The suit pointed to the retention of “several actively-managed funds” … ”despite the fact that these funds charged grossly excessive fees compared with comparable or superior alternatives, and despite ample evidence available to a reasonable fiduciary that these funds had become imprudent due to their higher costs relative to the same or similar investments available.” Not only that, but they claim that “this fiduciary failure decreased participant compounding returns and reduced the available amount participants will have at retirement.” The suit claims that “at least 20 out of the Plan’s 31 funds (65%) were much more expensive than comparable funds found in similarly-sized plans (plans having over a billion dollars in assets),” and that their expense ratios “…in some cases were up to 203% (in the case of the Northern Small Cap Value fund) and 218% (in the case of the MSIF Small Cap Growth IS fund) above the median expense ratios in the same category.”

In essence, the plaintiffs here allege that “defendants failed in their fiduciary duties either because they did not negotiate aggressively enough with their service providers to obtain better pricing or they were asleep at the wheel and were not paying attention. Either reason is inexcusable.”

Revenue Reckoning?

The plaintiffs also take issue with the revenue-sharing practices of the plan, a program they allege that “over the years, this arrangement of placing revenue sharing funds into a Revenue Account before disbursement to pay for Plan expenses deprived Plan participants of use of their money and millions of dollars in lost opportunity costs.” Instead, they argue that “a more prudent arrangement in this case would have been to select available lower cost investment funds that used little to no revenue sharing and for the Defendants to negotiate and/or obtain reasonable direct compensation per participant recordkeeping/administration fees.”

And then, “to make matters worse,” the plaintiffs allege, “in 2017 the Plan fiduciaries added two new funds but failed to prudently investigate whether the funds were the lowest-cost share class available.” This “failure to do so was because either Defendants did not negotiate aggressively enough with their service providers to obtain better pricing or they simply were not paying attention,” they claim.
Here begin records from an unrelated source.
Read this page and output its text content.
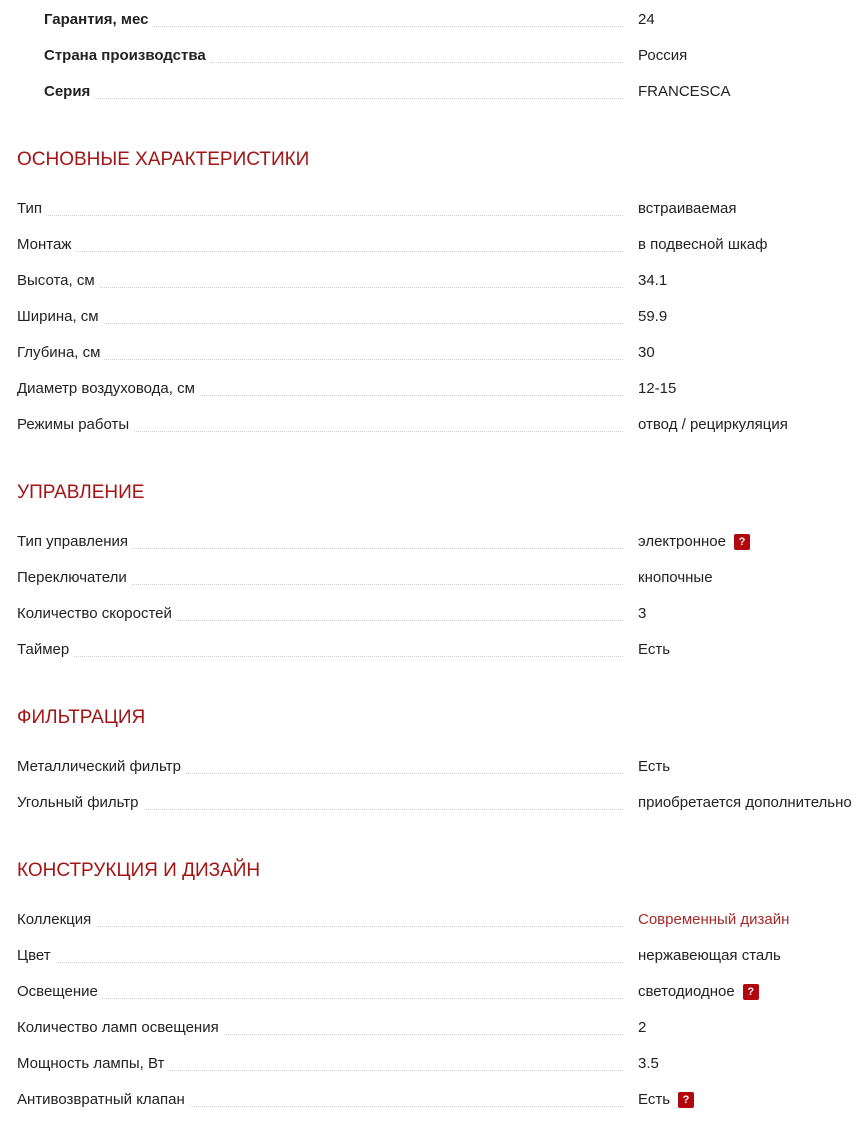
Гарантия, мес	24
Страна производства	Россия
Серия	FRANCESCA
ОСНОВНЫЕ ХАРАКТЕРИСТИКИ
Тип	встраиваемая
Монтаж	в подвесной шкаф
Высота, см	34.1
Ширина, см	59.9
Глубина, см	30
Диаметр воздуховода, см	12-15
Режимы работы	отвод / рециркуляция
УПРАВЛЕНИЕ
Тип управления	электронное ?
Переключатели	кнопочные
Количество скоростей	3
Таймер	Есть
ФИЛЬТРАЦИЯ
Металлический фильтр	Есть
Угольный фильтр	приобретается дополнительно
КОНСТРУКЦИЯ И ДИЗАЙН
Коллекция	Современный дизайн
Цвет	нержавеющая сталь
Освещение	светодиодное ?
Количество ламп освещения	2
Мощность лампы, Вт	3.5
Антивозвратный клапан	Есть ?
The plaintiffs described the plan’s structure as “rife with potential conflicts of interest because Fidelity and its affiliates were placed in positions that allowed them to reap profits from the Plan at the expense of Plan participants.” Here, of course Fidelity was both trustee of the plan, and recordkeeper (though a different affiliate company).

Duty ‘Bound?’

In sum, the plaintiffs allege breaches of fiduciary duty for:

  • failing to monitor and evaluate the performance of the Committee Defendants or have a system in place for doing so, standing idly by as the Plan suffered significant losses in the form of unreasonably high expenses, imprudent choices of funds’ class of shares, and inefficient fund management styles that adversely affected the investment performance of the Funds’ and their participants’ assets as a result of the Committee Defendants’ imprudent actions and omissions;
  • failing to monitor the processes by which Plan investments were evaluated, the Committee Defendants’ failure to investigate the availability of lower cost share classes, and the Committee Defendants’ failure to investigate the availability of lower-cost collective trust vehicles; and
  • failing to remove Committee members whose performance was inadequate in that they continued to maintain imprudent, excessively costly, and poorly performing investments within the Plan, and caused the Plan to pay excessive recordkeeping fees, all to the detriment of the Plan and Plan participants’ retirement savings.

And as a result, they allege that the “Plan suffered millions of dollars of losses,” and if they hadn’t, “Plan participants would have had more money available to them for their retirement.”

[i]In fact, at one point the suit claims that it was “a clear indication of Defendants’ lack of a prudent investment evaluation process was their failure to identify and select available collective trusts.”